Le bombardement a commencé. Des dons non financés, un risque majeur de stagnation à long terme de l’économie française, un leurre total, des propositions dangereuses. Qu’il vienne du président Emmanuel Macron, du Premier ministre Gabriel Attal, du ministre des Finances Bruno Le Maire, du syndicat patronal du Mouvement des Entreprises de France (MEDEF) ou des têtes pensantes de la télévision non-stop, une grande partie du paysage politique et médiatique français a été dénigrant le programme économique présenté cette semaine par le Nouveau Front populaire (NFP) de gauche.

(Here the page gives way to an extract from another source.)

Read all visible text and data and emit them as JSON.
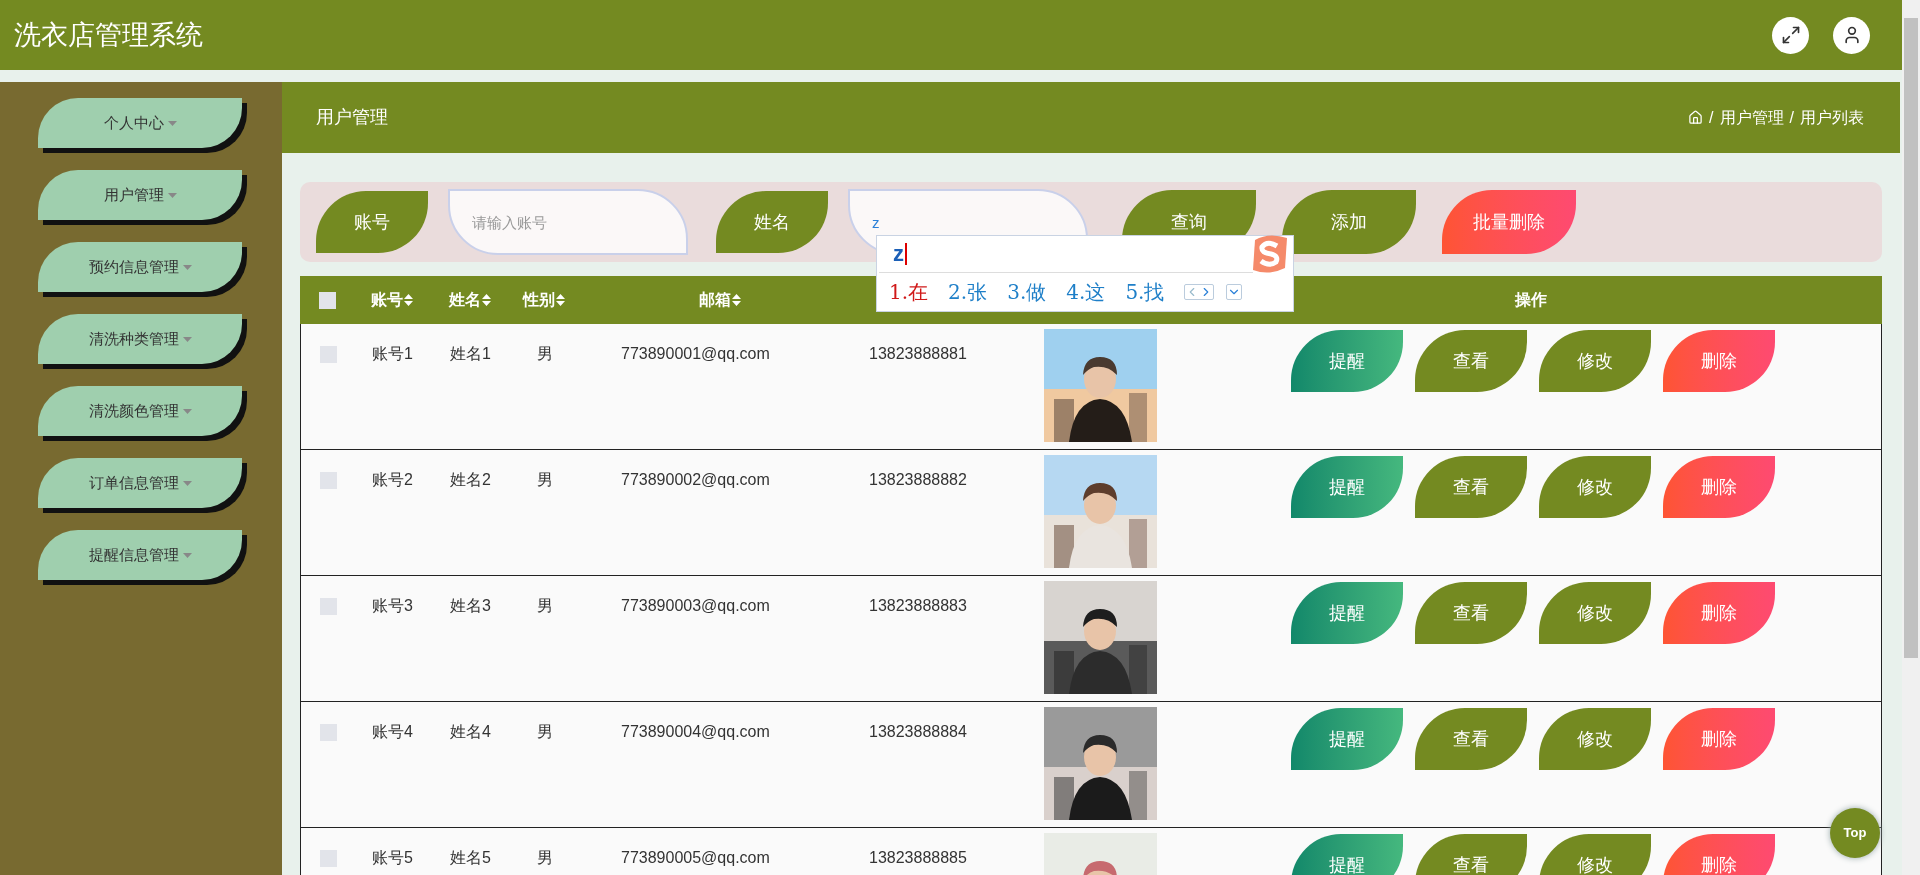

En ce qui concerne les programmes, c’est ambitieux. Le NFP, une coalition de partis de gauche comprenant Jean-Luc Mlenchons La France Insoumise, le Parti socialiste, le Parti communiste français et les Verts, prévoit de relever le salaire minimum mensuel à 1 600 euros et d’imposer des prix plafonds sur les produits alimentaires de première nécessité, l’électricité, le gaz et l’essence. , abroger la décision profondément impopulaire de Macron de relever l’âge de la retraite à 64 ans et investir massivement dans la transition verte et les services publics. Les critiques accusent les politiques du bloc d’être coûteuses, non chiffrées ou même, pour reprendre les mots d’Attal lors du lancement jeudi du programme de sa propre coalition, d’une raclée budgétaire.

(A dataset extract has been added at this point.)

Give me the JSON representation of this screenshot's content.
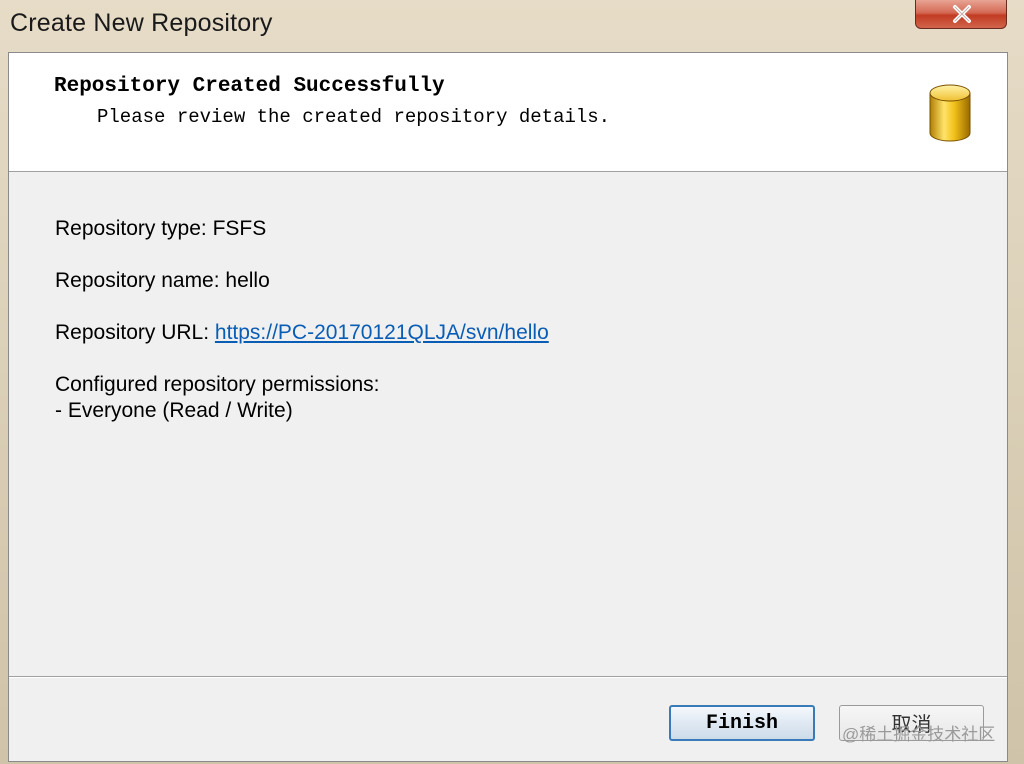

« C’est une stratégie destinée à faire peur, a déclaré à France Insoumis Eric Coquerel, ancien président de la commission des finances de l’Assemblée nationale. Quand la gauche a la capacité de gouverner le pays, on ne compte plus les calomnies portées contre nous. C’est classique. Cela s’est produit en 1981 (avec la victoire du socialiste François Mitterrand) quand on a dit que les chars russes allaient arriver à Paris. Cela s’est produit en 1997 (avec la victoire des élections législatives de la gauche plurielle et la cohabitation du président de droite Jacques Chirac et du socialiste). Premier ministre Lionel Jospin), avec des attaques très violentes de la part du patron du MEDEF à l’époque et maintenant c’est pareil, on assiste à une accumulation de fake news et de caricatures de ce qu’on propose.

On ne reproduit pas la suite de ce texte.